Texas Baby Born With Cleft Palate Can Smile for the First Time

A Texas baby born with a cleft palate can now smile for the first time.

It was the silence that gripped Sara Martin's attention. Doctors had just pulled her second son, Cameron, from her womb, via cesarean section, and the delivery room became hauntingly quiet.

Just minutes before, the first of her twins, Jack, was held up and every one smiled. But when her second boy was held up, "I just knew something was wrong," said Sara. "Because his face, it just didn't look like Jack's."

"It was just a blur," the mother said. "The doctors whispering above me, and I was just like, 'What's wrong? What's going on?' It took them a while, but the was like, 'It's OK, he has a bilateral cleft lip and palate. He'll be OK.'''

But Cameron wasn't OK. His gums, lips and upper jaw were split. He couldn't suckle and had to be fed with a special bottle. But this summer, in a grueling, five-hour surgery, physicians were able to rebuild his mouth and lip.

“It was really hard to hand him over for surgery," said his dad, Matt. "When the nurses gave him back, he was screaming. They had him on morphine and his face was swollen and bruised and bloody. It was like we had been given back a different baby."

But after the stitches healed, Cam could smile for the first time in his very young life.

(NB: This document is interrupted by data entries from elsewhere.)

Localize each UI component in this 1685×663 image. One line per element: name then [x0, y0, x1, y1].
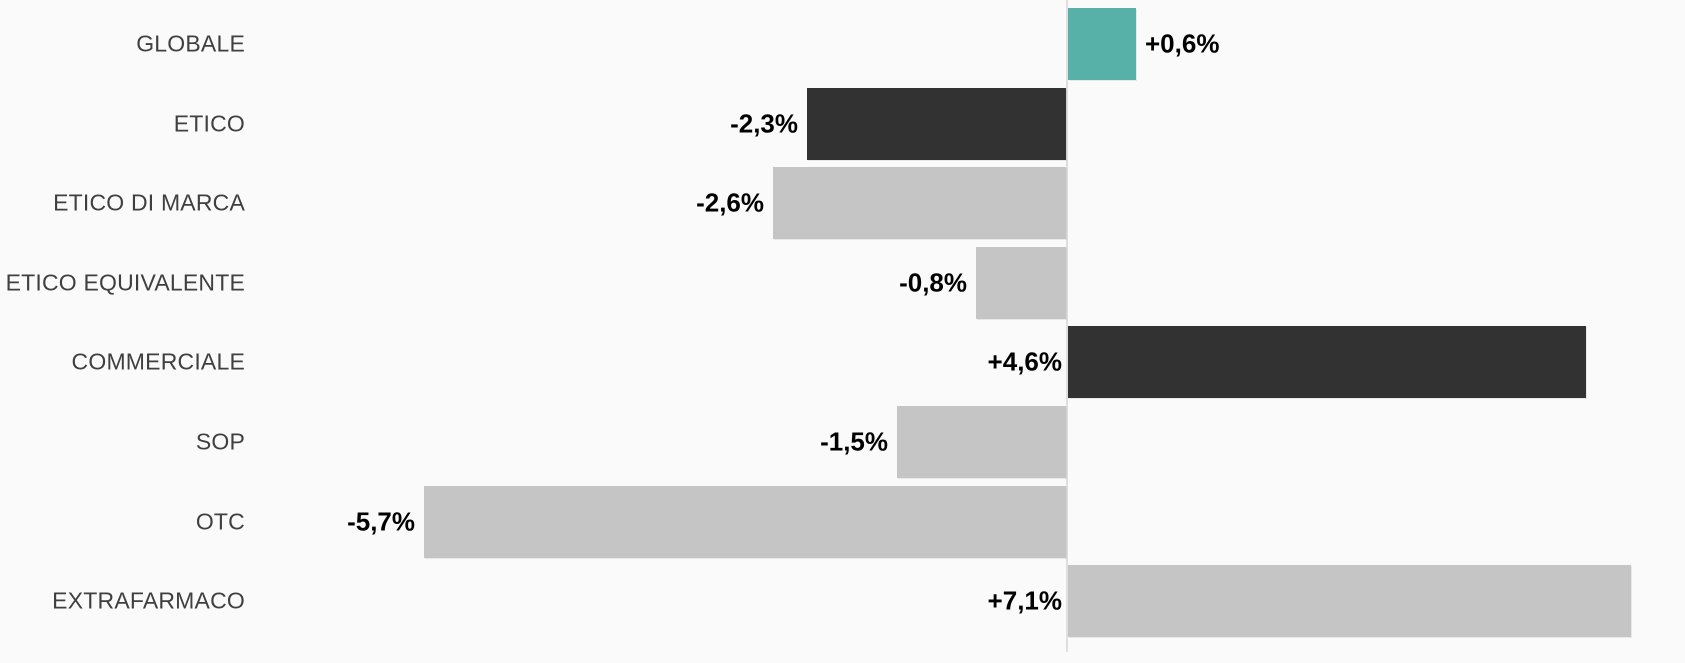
category-label-extrafarmaco: EXTRAFARMACO — [52, 587, 245, 614]
value-label-etico: -2,3% — [730, 108, 798, 139]
category-label-commerciale: COMMERCIALE — [71, 348, 245, 375]
value-label-globale: +0,6% — [1145, 28, 1220, 59]
category-label-etico: ETICO — [173, 110, 245, 137]
category-label-otc: OTC — [195, 508, 245, 535]
bar-otc — [424, 486, 1066, 558]
value-label-commerciale: +4,6% — [987, 346, 1062, 377]
category-label-globale: GLOBALE — [136, 30, 245, 57]
bar-globale — [1068, 8, 1136, 80]
bar-etico — [807, 88, 1066, 160]
category-label-sop: SOP — [195, 428, 245, 455]
bar-commerciale — [1068, 326, 1586, 398]
bar-etico-di-marca — [773, 167, 1066, 239]
category-label-etico-equivalente: ETICO EQUIVALENTE — [5, 269, 245, 296]
value-label-extrafarmaco: +7,1% — [987, 585, 1062, 616]
value-label-otc: -5,7% — [347, 506, 415, 537]
category-label-etico-di-marca: ETICO DI MARCA — [53, 189, 245, 216]
value-label-etico-equivalente: -0,8% — [899, 267, 967, 298]
bar-extrafarmaco — [1068, 565, 1631, 637]
value-label-etico-di-marca: -2,6% — [696, 187, 764, 218]
value-label-sop: -1,5% — [820, 426, 888, 457]
bar-sop — [897, 406, 1066, 478]
zero-axis-line — [1066, 0, 1068, 652]
bar-etico-equivalente — [976, 247, 1066, 319]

“Sara was changing his diaper and I was watching TV," the new father recounted. "She started screaming, ‘Come in here, he’s smiling!’ I rushed in. I couldn’t believe it. In my darkest moments, I thought I’d never see him smile with a healed top lip but here he was, beaming at me.” 

Sara says Cam is much better now. "He’s the happiest baby!  He just talks and talks! He has the biggest smile," she said. "He eats so much better now. It’s so much better for him and he’s just so less frustrated now." 

Gesturing toward Jack, she added: "He’s catching up with big boy here and he’s doing awesome."